In summary, we contend that the physicochemical character of tyrosine makes it the genetically encoded amino acid that is most effective for mediating molecular recognition. A particularly illustrative example in support of our contention is provided by a study in which a di-tyrosine motif in thrombin-binding synthetic proteins was converted into an active tetrapeptide 61. These results suggest that it may be possible to develop small-molecule lead compounds by transferring minimalist tyrosine-rich motifs to non-protein scaffolds. Notably, the concept of using limited residue types to mediate molecular recognition in synthetic protein interfaces parallels wisdom that has been gained in small molecule drug development. A systematic analysis of common features among known drug molecules revealed that 11,000 of 15,000 drugs are constructed using “top 20” side chains 62. These results indicate that the chemical diversity of small molecule drugs is limited, and similar to how the minimalist synthetic protein interfaces present tyrosines in distinct conformations, these drugs present similar side chains in diverse conformations using a variety of molecular frameworks 63. In both proteins and small molecules, it appears that conformational diversity trumps chemical diversity for efficient molecular recognition.
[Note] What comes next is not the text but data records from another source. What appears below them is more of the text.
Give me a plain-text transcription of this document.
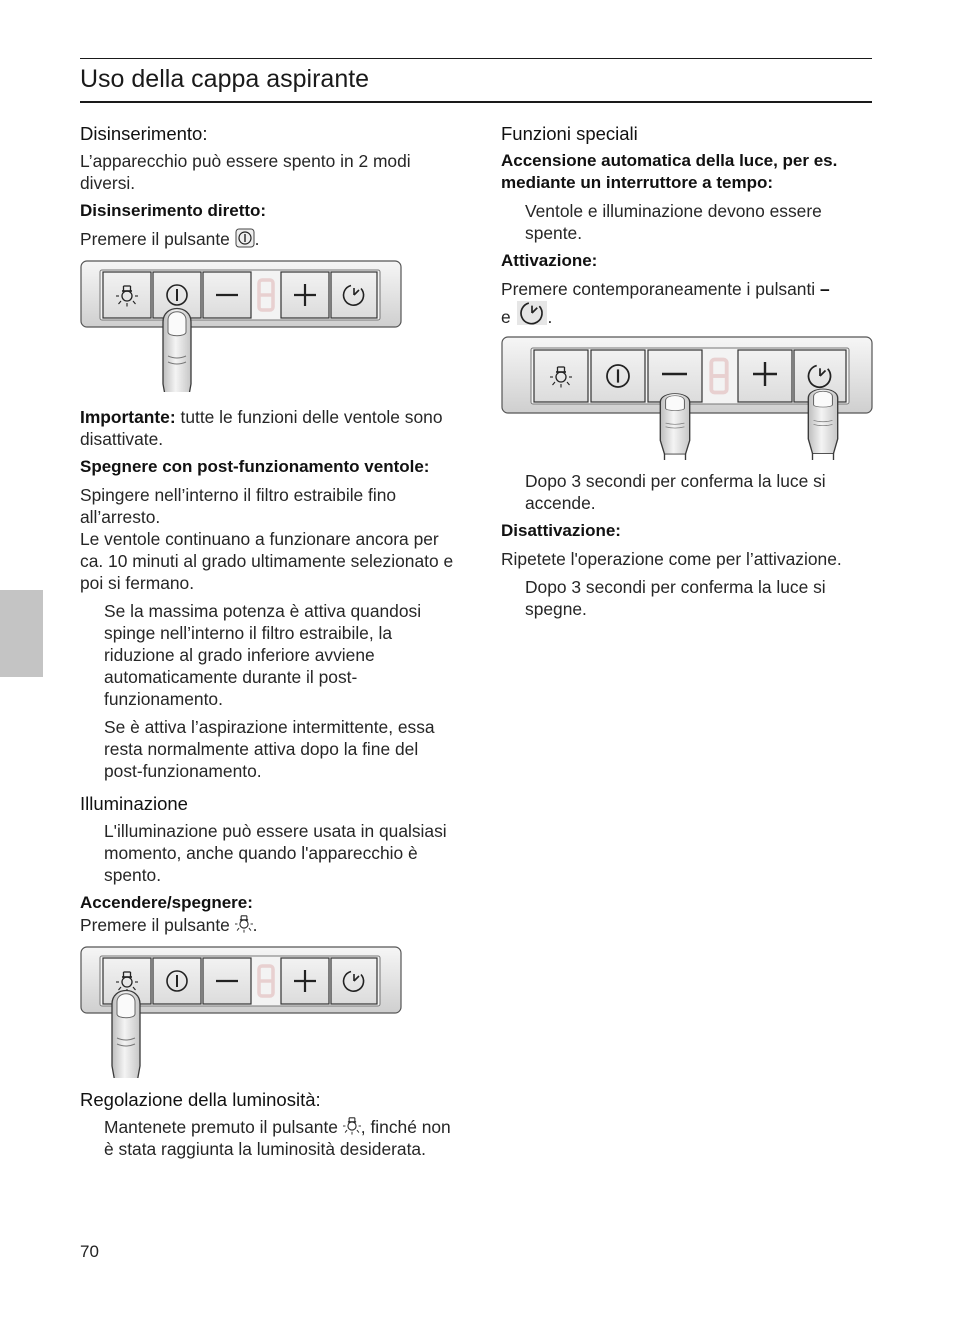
Uso della cappa aspirante
Disinserimento:

L’apparecchio può essere spento in 2 modi diversi.

Disinserimento diretto:

Premere il pulsante .

Importante: tutte le funzioni delle ventole sono disattivate.

Spegnere con post-funzionamento ventole:

Spingere nell’interno il filtro estraibile fino all’arresto.

Le ventole continuano a funzionare ancora per ca. 10 minuti al grado ultimamente selezionato e poi si fermano.

Se la massima potenza è attiva quandosi spinge nell’interno il filtro estraibile, la riduzione al grado inferiore avviene automaticamente durante il post-funzionamento.

Se è attiva l’aspirazione intermittente, essa resta normalmente attiva dopo la fine del post-funzionamento.

Illuminazione

L'illuminazione può essere usata in qualsiasi momento, anche quando l'apparecchio è spento.

Accendere/spegnere:

Premere il pulsante .

Regolazione della luminosità:

Mantenete premuto il pulsante , finché non è stata raggiunta la luminosità desiderata.

Funzioni speciali

Accensione automatica della luce, per es. mediante un interruttore a tempo:

Ventole e illuminazione devono essere spente.

Attivazione:

Premere contemporaneamente i pulsanti –
e .

Dopo 3 secondi per conferma la luce si accende.

Disattivazione:

Ripetete l'operazione come per l’attivazione.

Dopo 3 secondi per conferma la luce si spegne.

70
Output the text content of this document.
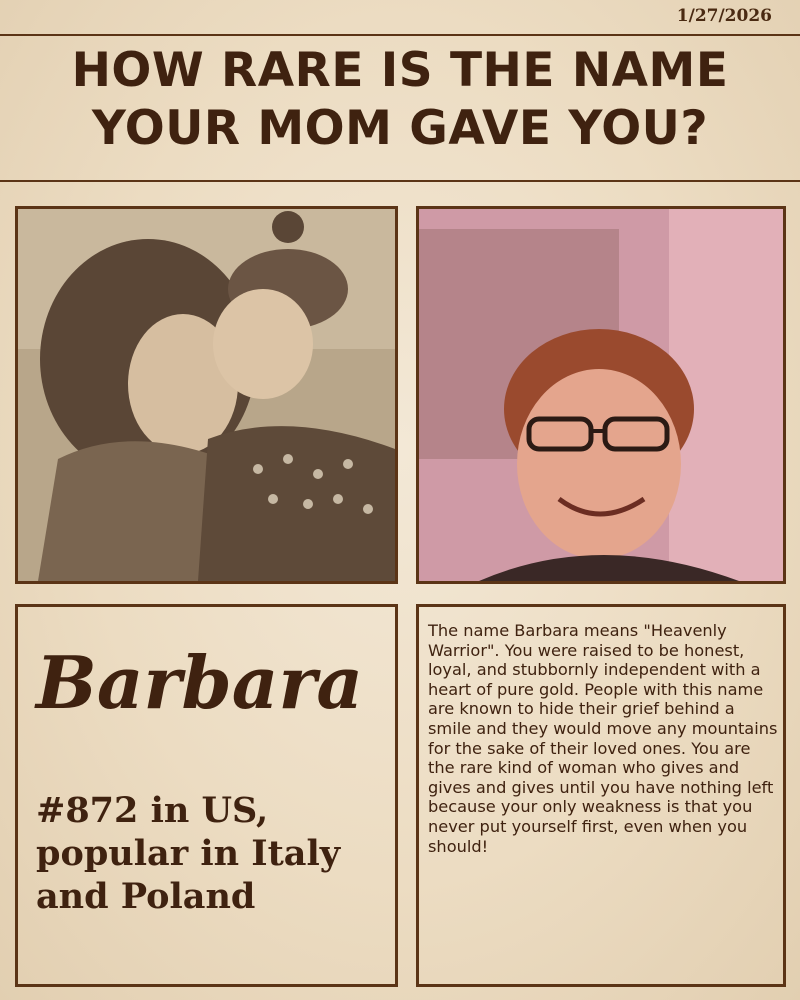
1/27/2026
HOW RARE IS THE NAME YOUR MOM GAVE YOU?
Barbara
#872 in US, popular in Italy and Poland
The name Barbara means "Heavenly Warrior". You were raised to be honest, loyal, and stubbornly independent with a heart of pure gold. People with this name are known to hide their grief behind a smile and they would move any mountains for the sake of their loved ones. You are the rare kind of woman who gives and gives and gives until you have nothing left because your only weakness is that you never put yourself first, even when you should!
It is now evident that tyrosine-based minimalist synthetic libraries can produce highly functional recognition interfaces against a remarkable range of proteins. These findings raise the question of just how far we can push this minimalist approach. Because most of the studies to date have focused on the recognition of globular proteins, little is known about the capacity of tyrosine-based interfaces to recognize flexible peptides and nonprotein targets such as small molecules and sugars. Also, as tryptophan shares many attributes with tryosine, the question remains whether tryptophan may be able to replace tyrosine as the main contributor to interface energetics. The significant enhancement of library performance by supplementing the tyrosine/serine binary code with additional diversity suggests that we might be able to find the “ultimate” amino acid composition that balances a high content of tyrosine and tailored addition of other amino acids to produce optimal shape and electrostatic complementarity.
Clearly, further investigation is needed to answer these outstanding questions. However, synthetic protein engineering employs highly controlled library designs and selection procedures, ensuring that we will be able to gain such knowledge in a comprehensive and objective manner. Furthermore, in vitro selection systems are set up to benefit from knowledge gained from preceding experiments, and thus, synthetic protein libraries will continue to evolve. Therefore, we are optimistic that in the near future synthetic binding proteins will supersede natural antibodies for most purposes and will enable many new applications beyond the scope of natural proteins.